In response to the provisional report, Health New Zealand | Te Whatu Ora Tairāwhiti provided evidence that recommendations 23(b) and most of recommendations in 23 (c) had been completed, and it provided a written apology to Mr B’s whānau for forwarding as per 23(a). Accordingly, I recommend that Health New Zealand | Te Whatu Ora Tairāwhiti provide an update on its recruitment of the ICU Educator and Clinical Coach roles, and the plan to provide more support for nurses by increasing skilled nursing levels in ICU, within six months of the date of this report.
A copy of this report with details identifying the parties removed, except Health New Zealand | Te Whatu Ora Tairāwhiti and Gisborne Hospital, will be placed on the Health and Disability Commissioner website, www.hdc.org.nz, for educational purposes.
Dr Vanessa Caldwell
Deputy Health and Disability Commissioner
[1] A surgical procedure that creates an opening, or stoma, on the abdomen. The end of the small intestine is brought through the skin, allowing digestive waste to exit the body into an external pouch.
[2] Converts the proximal colon into a blind intestinal segment that is excised during surgery.
[3] An autopsy established that the cause of Mr B’s death was aspiration pneumonitis (a lung inflammation that occurs when stomach contents or other sterile fluid is inhaled into the lungs, causing a chemical burn and inflammatory response) secondary to postoperative paralytic ileus (temporary inability of the gastrointestinal tract to function normally after surgery).

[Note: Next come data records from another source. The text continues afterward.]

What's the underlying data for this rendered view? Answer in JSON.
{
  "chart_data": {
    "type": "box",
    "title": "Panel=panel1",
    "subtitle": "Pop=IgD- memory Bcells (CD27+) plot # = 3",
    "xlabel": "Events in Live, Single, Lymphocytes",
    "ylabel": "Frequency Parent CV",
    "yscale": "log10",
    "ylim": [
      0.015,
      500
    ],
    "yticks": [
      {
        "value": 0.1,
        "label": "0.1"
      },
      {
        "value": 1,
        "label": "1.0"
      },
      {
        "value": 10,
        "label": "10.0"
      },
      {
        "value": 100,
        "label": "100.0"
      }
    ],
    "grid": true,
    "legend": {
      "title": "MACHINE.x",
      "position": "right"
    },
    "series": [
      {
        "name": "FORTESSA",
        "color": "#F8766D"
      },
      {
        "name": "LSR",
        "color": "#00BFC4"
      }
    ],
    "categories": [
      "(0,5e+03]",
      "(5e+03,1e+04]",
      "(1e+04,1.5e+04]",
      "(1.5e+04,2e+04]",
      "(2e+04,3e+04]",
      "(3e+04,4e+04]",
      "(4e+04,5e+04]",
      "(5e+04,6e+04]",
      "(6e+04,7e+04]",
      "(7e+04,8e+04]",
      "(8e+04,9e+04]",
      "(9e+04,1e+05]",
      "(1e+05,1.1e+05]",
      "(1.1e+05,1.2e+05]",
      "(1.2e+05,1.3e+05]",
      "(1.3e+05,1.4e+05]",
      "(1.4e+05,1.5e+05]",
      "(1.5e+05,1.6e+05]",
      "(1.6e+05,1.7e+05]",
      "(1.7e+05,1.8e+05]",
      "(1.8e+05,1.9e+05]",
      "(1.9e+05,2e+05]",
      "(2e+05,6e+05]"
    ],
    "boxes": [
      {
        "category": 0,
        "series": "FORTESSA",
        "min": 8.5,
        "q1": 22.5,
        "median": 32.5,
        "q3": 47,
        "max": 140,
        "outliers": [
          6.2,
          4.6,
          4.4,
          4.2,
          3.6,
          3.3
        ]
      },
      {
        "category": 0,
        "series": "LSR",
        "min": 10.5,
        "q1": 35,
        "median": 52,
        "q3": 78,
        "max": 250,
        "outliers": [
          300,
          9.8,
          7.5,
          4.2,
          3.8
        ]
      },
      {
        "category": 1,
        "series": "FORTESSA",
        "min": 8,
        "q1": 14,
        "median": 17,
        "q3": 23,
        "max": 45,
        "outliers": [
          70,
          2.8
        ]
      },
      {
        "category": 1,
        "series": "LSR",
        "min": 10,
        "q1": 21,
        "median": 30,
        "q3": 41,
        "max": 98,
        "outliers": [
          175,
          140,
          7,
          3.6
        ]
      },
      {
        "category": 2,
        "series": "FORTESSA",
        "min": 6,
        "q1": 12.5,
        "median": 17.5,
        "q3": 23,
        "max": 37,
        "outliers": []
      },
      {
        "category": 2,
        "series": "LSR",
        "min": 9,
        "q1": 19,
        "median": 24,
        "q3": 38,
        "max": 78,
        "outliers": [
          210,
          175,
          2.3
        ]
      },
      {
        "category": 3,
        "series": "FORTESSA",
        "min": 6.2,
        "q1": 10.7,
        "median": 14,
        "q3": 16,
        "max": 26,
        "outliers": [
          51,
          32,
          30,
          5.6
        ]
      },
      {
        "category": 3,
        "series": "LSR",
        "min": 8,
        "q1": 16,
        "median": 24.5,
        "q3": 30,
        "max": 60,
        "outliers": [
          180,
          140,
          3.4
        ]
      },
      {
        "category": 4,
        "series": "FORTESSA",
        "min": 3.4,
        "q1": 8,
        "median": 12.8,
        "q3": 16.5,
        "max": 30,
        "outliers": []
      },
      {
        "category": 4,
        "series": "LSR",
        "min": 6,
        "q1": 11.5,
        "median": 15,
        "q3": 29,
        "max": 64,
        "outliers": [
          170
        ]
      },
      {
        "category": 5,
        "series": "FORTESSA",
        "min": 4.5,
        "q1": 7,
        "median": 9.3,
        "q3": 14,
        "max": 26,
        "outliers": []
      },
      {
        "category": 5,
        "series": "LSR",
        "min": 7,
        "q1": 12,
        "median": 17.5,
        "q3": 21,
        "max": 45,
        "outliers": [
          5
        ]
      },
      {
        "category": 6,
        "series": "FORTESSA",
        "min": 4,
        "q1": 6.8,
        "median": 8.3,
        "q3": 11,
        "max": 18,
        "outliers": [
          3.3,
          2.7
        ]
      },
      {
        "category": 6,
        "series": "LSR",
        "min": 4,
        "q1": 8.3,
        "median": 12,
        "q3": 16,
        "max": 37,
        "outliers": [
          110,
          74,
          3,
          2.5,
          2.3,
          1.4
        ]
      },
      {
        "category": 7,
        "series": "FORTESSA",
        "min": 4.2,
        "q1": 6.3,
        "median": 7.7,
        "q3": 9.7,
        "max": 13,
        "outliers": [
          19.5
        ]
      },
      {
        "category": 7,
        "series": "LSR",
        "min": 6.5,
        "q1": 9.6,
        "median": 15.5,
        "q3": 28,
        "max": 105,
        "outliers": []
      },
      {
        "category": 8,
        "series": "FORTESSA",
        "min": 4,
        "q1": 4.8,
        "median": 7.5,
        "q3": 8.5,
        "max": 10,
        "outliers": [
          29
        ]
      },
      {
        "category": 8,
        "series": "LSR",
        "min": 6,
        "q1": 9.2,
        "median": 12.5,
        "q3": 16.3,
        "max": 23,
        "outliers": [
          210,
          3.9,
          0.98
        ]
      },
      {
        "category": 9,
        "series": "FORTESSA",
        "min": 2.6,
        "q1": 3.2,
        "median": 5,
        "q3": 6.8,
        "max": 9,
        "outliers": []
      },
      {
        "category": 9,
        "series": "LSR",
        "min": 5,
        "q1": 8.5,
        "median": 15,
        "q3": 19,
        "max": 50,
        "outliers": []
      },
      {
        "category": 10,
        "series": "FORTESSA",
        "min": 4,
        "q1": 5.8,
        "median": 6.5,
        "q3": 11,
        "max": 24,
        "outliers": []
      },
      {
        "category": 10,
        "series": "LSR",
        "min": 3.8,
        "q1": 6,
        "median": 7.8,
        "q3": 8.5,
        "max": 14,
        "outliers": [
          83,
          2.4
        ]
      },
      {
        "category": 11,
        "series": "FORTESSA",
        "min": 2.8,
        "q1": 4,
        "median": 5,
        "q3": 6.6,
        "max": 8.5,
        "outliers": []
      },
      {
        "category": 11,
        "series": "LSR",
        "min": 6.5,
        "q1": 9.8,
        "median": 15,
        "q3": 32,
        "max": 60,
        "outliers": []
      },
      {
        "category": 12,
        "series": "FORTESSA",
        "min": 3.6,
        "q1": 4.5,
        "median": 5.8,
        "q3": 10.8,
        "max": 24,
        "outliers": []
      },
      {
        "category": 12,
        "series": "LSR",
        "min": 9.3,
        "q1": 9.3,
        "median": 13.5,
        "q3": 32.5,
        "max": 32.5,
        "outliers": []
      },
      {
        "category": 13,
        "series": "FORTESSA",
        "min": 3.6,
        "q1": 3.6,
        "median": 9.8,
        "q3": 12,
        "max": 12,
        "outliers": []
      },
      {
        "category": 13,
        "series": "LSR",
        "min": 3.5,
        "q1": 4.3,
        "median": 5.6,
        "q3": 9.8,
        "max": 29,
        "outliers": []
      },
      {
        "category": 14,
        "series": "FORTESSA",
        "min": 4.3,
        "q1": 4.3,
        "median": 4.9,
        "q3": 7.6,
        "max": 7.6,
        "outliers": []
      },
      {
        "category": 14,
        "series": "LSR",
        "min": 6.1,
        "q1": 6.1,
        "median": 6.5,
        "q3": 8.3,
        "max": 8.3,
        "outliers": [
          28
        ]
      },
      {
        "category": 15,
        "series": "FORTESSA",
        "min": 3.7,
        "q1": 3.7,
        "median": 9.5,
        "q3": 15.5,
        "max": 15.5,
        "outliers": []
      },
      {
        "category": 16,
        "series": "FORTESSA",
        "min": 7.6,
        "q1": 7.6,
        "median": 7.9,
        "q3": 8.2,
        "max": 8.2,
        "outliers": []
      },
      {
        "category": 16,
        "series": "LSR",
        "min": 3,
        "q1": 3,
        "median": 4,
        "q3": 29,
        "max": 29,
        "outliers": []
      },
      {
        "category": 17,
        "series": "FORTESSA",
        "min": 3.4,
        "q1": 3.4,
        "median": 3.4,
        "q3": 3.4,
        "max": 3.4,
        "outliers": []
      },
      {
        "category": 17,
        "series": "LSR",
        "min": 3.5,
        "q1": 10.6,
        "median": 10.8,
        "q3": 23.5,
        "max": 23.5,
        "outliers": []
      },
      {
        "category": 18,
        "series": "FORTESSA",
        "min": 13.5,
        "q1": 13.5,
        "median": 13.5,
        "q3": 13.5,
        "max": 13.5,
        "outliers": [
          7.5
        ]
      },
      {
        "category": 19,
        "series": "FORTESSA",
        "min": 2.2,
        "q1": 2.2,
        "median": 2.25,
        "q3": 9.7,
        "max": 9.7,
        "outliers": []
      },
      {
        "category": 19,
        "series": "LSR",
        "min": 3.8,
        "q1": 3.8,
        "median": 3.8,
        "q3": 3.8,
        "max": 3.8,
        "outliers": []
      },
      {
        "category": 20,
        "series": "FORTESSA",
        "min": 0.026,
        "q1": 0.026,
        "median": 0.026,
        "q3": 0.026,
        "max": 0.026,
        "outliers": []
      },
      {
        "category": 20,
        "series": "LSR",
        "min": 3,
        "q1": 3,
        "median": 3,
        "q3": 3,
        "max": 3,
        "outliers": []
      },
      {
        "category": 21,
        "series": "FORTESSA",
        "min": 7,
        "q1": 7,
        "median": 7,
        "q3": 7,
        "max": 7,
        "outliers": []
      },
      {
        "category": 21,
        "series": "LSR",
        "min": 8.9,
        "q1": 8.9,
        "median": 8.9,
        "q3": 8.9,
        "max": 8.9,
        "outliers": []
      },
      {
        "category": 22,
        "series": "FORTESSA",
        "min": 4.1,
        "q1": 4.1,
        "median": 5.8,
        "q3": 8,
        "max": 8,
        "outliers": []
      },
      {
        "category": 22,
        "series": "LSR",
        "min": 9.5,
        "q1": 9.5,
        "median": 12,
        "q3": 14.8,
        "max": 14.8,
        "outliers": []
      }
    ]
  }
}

[4] Medication used to treat severe pain.
[5] A medication used to rapidly reverse an opioid overdose.
[6] An iron-containing protein in red blood cells that carries oxygen from the lungs to the body’s tissues.
[7] A tool used to assess a person’s level of consciousness.
[8] Normal respiratory rate is around 12–20 breaths per minute.
[9] Mucus coughed up from the lower airways and lungs.
[10] A national system to detect and respond to patient deterioration.
[11] At 7pm (24), 9pm (20), 11pm (22), 12am (24), 2am (22), 4am (20), and 5am (28).
[12] At 6am (36), 7am (30), 7.30am (28), 8am (30), and 8.30am (40).
[13] A condition in which food, liquids, saliva, or vomit is breathed into the airways.
[14] A life-threatening blockage in a lung artery, most often caused by a blood clot.
[15] A blood test that detects fragments released when the body breaks down a blood clot. A positive result suggests increased clot formation and breakdown, but it can also indicate other conditions such as pregnancy, infection, or surgery.
[16] A non-invasive breathing support device that delivers two different air pressures to the user via a mask.
[17] The sudden and complete cessation of effective heart function and breathing, resulting in a lack of blood circulation and oxygen to the body’s organs.
[18] An Intensivist, also known as a critical care doctor, is a medical practitioner that specialises in the care of critically ill patients, most often in an ICU.
[19] Right 4(1) of the Code states that ‘Every consumer has the right to have services provided with reasonable care and skill’.